Elle disait ça avec froideur, mais on sentait l'émotion à travers le choix des mots.
— Elle est morte sous tes yeux ? répéta Fly avec compassion.
— Oui, son meurtrier n'a pas eu l'amabilité de m'écarter de la scène.
— Et si tu l'as vu, tu n'as pas pu témoigner ?
Ella secoua la tête.
— J'étais traumatisée, incapable de parler à qui que ce soit. Je ne sais même plus si je me rendais compte des choses. Si j'avais pu parler, une enquête aurait été approfondie, mais je ne crois pas que ça ait été le cas. Je ne me souviens pas de grand-chose, j'ai donc un champ d'action assez faible. Déjà que je ne peux pas souvent me concentrer...
Ses points se crispèrent sous la table. Son agacement était palpable.
— Si tu veux apprendre la vérité pour être plus sereine, je peux t'aider, proposa Fly, forçant un sourire.
— Je dois le retrouver, affirma Ella.
— Et comment tu comptes faire ?
— Je ne sais pas encore, sûrement essayer peu à peu de me souvenir de son identité, puis aller le chercher.
— Tu ne t'en souviens pas ?
Ella secoua à nouveau la tête.
— Je n'ai aucun souvenir précis. Je sais juste que c'était un bon ami de ma mère. Mais maintenant, grâce au journal, j'ai l'espoir d'en savoir plus.
Un sourire s'étira sur ses lèvres tandis que ses sourcils restaient froncés. Elle n'était plus désespérée. Fly, lui, ne comprenait pas vraiment. Par chance, il avait pris le journal dans son sac en espérant qu'Ella se montre. Il attrapa donc son sac et en sortit le précieux hebdomadaire.
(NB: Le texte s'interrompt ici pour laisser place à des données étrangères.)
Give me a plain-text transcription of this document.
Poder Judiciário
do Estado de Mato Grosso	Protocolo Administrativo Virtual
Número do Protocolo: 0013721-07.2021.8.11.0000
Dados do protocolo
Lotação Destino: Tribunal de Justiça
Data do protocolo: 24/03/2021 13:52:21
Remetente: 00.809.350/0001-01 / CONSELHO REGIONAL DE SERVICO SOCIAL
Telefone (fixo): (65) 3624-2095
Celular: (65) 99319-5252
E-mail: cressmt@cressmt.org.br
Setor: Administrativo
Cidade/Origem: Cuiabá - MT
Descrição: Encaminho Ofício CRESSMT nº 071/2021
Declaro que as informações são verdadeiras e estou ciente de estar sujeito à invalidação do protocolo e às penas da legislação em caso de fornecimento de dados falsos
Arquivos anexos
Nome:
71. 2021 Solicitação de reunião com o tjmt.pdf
Ella s'en empara et lui montra la photo de l'article qui parlait de Géopolis.
— Tu vois, cet homme, commença-t-elle en pointant celui qui y était mis à l'honneur. Tu vois la broche qu'il porte ?
Fly attrapa à son tour le journal et fixa le joaillier. Il portait à son abdomen une broche taillée en pierre rouge. Elle semblait représenter un animal.
— Et bien ? demanda-t-il.
— Je connais cette broche. Je m'en souviens. Il la portait.
Fly sourit.
— Donc tu as une piste ?
Ella sourit, elle aussi, mais toujours d'un sourire machiavélique.
— Exactement. Je n'ai qu'à me renseigner sur cette broche, et sur les joailliers de Géopolis.